In the last few years, there has been a significant amount of literature focused on utilizing cardiac magnetic resonance (cMRI) to assess right ventricular (RV) function to predict pulmonary arterial hypertension (PAH) patient outcomes.
As part of an ongoing study assessing the value of the use of cMRI to evaluate patients with PAH, van de Veerdonk et al1 examine the relationship between changes in pulmonary vascular resistance (PVR) on right heart catheterization (RHC) and right ventricular ejection fraction (RVEF) seen on cMRI and survival, both at baseline and after 1 year of PAH therapy.
Out of 657 patients referred to their center for PAH, 110 patients had baseline (before any PAH-specific therapy was begun) measurements performed (cMRI, RHC, 6-minute walk test [6MWT]). Of these patients, 76 underwent 1-year follow-up measurements (cMRI, RHC, 6MWT) after being started on PAH-specific therapy (prostacylcins, endothelin receptor antagonists, and phosphodiesterase-5 inhibitors, either alone or in combination).
Demographics revealed that the mean age of patients was 53, 76% were female, and 66% of patients were diagnosed as having idiopathic PAH. During a mean study period of 59 months, 30 patients died from cardiopulmonary causes, and 2 patients underwent lung transplantation.
Baseline data showed that both RVEF and PVR were associated with survival, along with baseline cardiac output and 6MWD. RVEF and PVR at a cutoff of 35% and 650 dynes/sec/cm, respectively, were indicators of survival. However, based on these values, only a low RVEF was independently associated with poor survival. Patients with a low RVEF had significantly poorer prognosis compared with patients with high RVEF, regardless of their PVR.

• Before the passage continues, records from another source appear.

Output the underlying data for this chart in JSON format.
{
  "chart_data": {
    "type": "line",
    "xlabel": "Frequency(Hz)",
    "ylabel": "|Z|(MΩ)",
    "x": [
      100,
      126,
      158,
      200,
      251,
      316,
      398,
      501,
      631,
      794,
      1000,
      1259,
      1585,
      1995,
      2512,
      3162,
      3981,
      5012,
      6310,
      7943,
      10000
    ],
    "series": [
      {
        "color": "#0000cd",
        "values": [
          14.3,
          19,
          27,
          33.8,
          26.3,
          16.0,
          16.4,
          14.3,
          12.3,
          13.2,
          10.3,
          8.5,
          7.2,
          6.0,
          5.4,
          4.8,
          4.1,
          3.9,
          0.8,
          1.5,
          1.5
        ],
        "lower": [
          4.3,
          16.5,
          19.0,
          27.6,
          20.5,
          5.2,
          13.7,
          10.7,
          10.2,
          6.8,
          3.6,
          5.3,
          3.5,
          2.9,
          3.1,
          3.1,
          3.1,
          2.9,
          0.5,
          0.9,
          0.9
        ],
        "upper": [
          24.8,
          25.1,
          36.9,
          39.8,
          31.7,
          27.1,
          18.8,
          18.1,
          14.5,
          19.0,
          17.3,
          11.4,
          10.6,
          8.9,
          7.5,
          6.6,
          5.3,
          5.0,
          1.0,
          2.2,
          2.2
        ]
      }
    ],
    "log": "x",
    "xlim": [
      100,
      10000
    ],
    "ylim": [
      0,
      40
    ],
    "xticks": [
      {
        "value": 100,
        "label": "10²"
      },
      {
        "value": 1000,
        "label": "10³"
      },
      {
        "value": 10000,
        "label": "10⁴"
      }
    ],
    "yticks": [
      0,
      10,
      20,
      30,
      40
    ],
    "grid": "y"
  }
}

In the 76 patients who underwent follow-up studies, at a median period of 12 months pulmonary pressures were found to remain about the same, PVR was decreased, cardiac output was improved, and 6MW was stable. The changes in the PVR correlated somewhat with the changes in RVEF (R=0.33 P=0.005). PVR decreased in both survivors and nonsurvivors, and these changes were not associated with outcomes. RVEF differed significantly between survivors and nonsurvivors. These changes in RVEF were independently associated with mortality.
A total of 52 patients showed a significant decrease in PVR after therapy. In this group, patients with a decreased RVEF had significantly poorer survival than patients with stable RVEF (P=0.001). Both groups had a similar decrease in PVR. There were no other differences in baseline characteristics between these 2 groups.
The authors conclude that based on their results, the RVEF measured at baseline was a better predictor of mortality than PVR and that after 12 months, these changes in RVEF predicted long-term outcomes, whereas changes in PVR did not. They concluded further that after 1 year of therapy, RV dysfunction progressed even with a decrease in PVR on RHC.
van de Veerdonk et al demonstrate that in up to 25% of their cohort, a stable or improving PVR did not prevent deterioration of the right ventricle. Their conclusions bring many questions for the future in the evaluation and monitoring of our patients.
Is RVEF by cMRI a stronger marker of outcomes then markers we are now following? This study brings to light the fact that we have not yet established the best way to assess the right ventricle and follow changes in its function at baseline and after therapy. This study reveals the merits that make cMRI an attractive tool for assessing outcomes in our patients. There are, however, issues regarding this modality (including access at many centers, standardization, cost) which make it difficult for widespread routine application. Continuing studies by this group and others will help determine the role of cMRI in our patients, both in baseline assessment of PAH and in following the function of the right ventricle.